Although Mrs Midnight and Other Stories was only published a few days, early demand has been so strong that the book is already out of print at the publisher. Readers who wish to own a copy of this handsome hardcover, which, like Oliver's other collections, includes fine black and white illustrations by the author, are advised to seek it out from supernatural fiction dealers as soon as possible. Three of Oliver's first four collections are now out of print from their respective publishers, and command prices in the middle three figures on the secondhand market. There's no reason to suppose Mrs Midnight won't reach the same heights, and sooner than you might imagine. I came to the party late, paid a grand total of $750 for the three, and felt I'd gotten a good deal. If you're not careful, something of that kind may happen to you.

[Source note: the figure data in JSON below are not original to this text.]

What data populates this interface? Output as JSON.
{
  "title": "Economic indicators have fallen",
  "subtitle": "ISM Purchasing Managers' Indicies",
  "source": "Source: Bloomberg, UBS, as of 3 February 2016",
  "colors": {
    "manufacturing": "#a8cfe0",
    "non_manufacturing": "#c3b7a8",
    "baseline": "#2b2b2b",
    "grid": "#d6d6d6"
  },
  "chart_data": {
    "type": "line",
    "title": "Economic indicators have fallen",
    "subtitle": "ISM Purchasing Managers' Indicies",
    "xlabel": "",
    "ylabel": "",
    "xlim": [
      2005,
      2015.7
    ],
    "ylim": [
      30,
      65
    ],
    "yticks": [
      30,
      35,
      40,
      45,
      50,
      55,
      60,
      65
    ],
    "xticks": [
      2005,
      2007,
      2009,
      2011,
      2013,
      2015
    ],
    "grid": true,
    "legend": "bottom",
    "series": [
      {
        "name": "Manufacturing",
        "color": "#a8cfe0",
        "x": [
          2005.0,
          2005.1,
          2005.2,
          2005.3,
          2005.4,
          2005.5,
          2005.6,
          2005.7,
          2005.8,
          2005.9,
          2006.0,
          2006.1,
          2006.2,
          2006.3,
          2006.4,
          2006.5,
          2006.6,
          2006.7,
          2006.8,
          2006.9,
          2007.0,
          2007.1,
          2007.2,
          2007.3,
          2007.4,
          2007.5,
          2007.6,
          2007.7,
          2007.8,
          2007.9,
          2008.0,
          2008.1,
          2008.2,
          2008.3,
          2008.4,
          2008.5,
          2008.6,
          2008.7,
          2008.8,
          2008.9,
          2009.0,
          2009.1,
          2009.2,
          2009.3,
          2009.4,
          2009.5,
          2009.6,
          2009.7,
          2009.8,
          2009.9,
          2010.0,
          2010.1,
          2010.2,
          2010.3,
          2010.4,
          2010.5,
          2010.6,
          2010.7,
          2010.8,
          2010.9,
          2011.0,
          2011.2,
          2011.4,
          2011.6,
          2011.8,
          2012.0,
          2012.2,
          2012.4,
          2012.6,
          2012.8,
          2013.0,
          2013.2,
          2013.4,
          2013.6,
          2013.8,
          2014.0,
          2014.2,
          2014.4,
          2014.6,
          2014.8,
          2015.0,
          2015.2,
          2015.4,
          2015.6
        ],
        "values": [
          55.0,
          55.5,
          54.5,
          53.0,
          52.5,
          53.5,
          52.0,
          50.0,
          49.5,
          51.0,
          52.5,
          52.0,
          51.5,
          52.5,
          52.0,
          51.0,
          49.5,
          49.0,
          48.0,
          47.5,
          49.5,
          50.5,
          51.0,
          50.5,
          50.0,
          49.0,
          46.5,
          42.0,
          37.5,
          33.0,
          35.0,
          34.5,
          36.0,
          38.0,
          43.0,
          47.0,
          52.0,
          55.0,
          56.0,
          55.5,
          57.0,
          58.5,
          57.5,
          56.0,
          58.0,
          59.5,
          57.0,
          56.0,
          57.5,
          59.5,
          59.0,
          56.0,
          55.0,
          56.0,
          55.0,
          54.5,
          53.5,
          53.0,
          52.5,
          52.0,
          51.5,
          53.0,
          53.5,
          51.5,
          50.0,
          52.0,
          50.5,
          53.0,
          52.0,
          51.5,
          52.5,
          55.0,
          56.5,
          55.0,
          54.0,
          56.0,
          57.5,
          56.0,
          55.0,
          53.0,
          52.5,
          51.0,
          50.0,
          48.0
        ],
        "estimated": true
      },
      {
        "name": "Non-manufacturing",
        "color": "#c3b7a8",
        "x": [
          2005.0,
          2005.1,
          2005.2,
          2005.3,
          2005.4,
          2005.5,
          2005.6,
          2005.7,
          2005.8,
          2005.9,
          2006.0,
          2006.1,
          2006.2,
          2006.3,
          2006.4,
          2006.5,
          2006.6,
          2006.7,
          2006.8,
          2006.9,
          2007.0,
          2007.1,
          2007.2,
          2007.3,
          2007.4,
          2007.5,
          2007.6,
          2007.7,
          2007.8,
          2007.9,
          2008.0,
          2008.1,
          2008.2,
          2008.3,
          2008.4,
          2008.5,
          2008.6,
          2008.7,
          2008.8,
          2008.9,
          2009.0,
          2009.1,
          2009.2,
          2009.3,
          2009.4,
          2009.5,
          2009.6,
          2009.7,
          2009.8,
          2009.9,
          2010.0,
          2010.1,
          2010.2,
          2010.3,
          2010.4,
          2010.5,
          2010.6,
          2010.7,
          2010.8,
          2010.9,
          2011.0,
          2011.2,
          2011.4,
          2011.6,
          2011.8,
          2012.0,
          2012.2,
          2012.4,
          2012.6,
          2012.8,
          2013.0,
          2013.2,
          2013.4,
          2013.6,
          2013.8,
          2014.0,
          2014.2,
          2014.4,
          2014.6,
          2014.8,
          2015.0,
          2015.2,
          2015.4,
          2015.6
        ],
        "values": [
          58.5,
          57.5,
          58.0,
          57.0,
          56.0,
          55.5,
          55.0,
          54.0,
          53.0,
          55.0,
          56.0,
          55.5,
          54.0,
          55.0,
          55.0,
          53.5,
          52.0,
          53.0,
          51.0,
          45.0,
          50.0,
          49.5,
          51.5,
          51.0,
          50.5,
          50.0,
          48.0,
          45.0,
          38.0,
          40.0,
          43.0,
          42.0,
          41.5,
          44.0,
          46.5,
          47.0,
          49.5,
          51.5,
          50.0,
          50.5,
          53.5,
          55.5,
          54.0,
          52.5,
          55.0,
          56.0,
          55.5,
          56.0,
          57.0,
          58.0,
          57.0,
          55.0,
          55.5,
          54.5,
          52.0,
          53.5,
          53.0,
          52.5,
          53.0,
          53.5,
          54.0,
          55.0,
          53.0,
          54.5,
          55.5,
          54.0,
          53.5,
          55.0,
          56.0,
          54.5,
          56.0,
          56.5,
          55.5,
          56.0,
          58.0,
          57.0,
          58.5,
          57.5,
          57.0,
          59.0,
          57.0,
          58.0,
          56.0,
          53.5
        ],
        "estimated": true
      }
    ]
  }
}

Update: As of January 2012, Mrs Midnight is in print once again, as a trade paperback and an e-book. Click here to order. The first 200 copies of the paperback are signed and numbered by the author, so order quickly if you want Oliver's signature. I'll try to update this post when I hear the signed copies are gone.


  1. Really excellent review. Thanks. My copy of this book arrived a few days ago and I can't wait to dive in.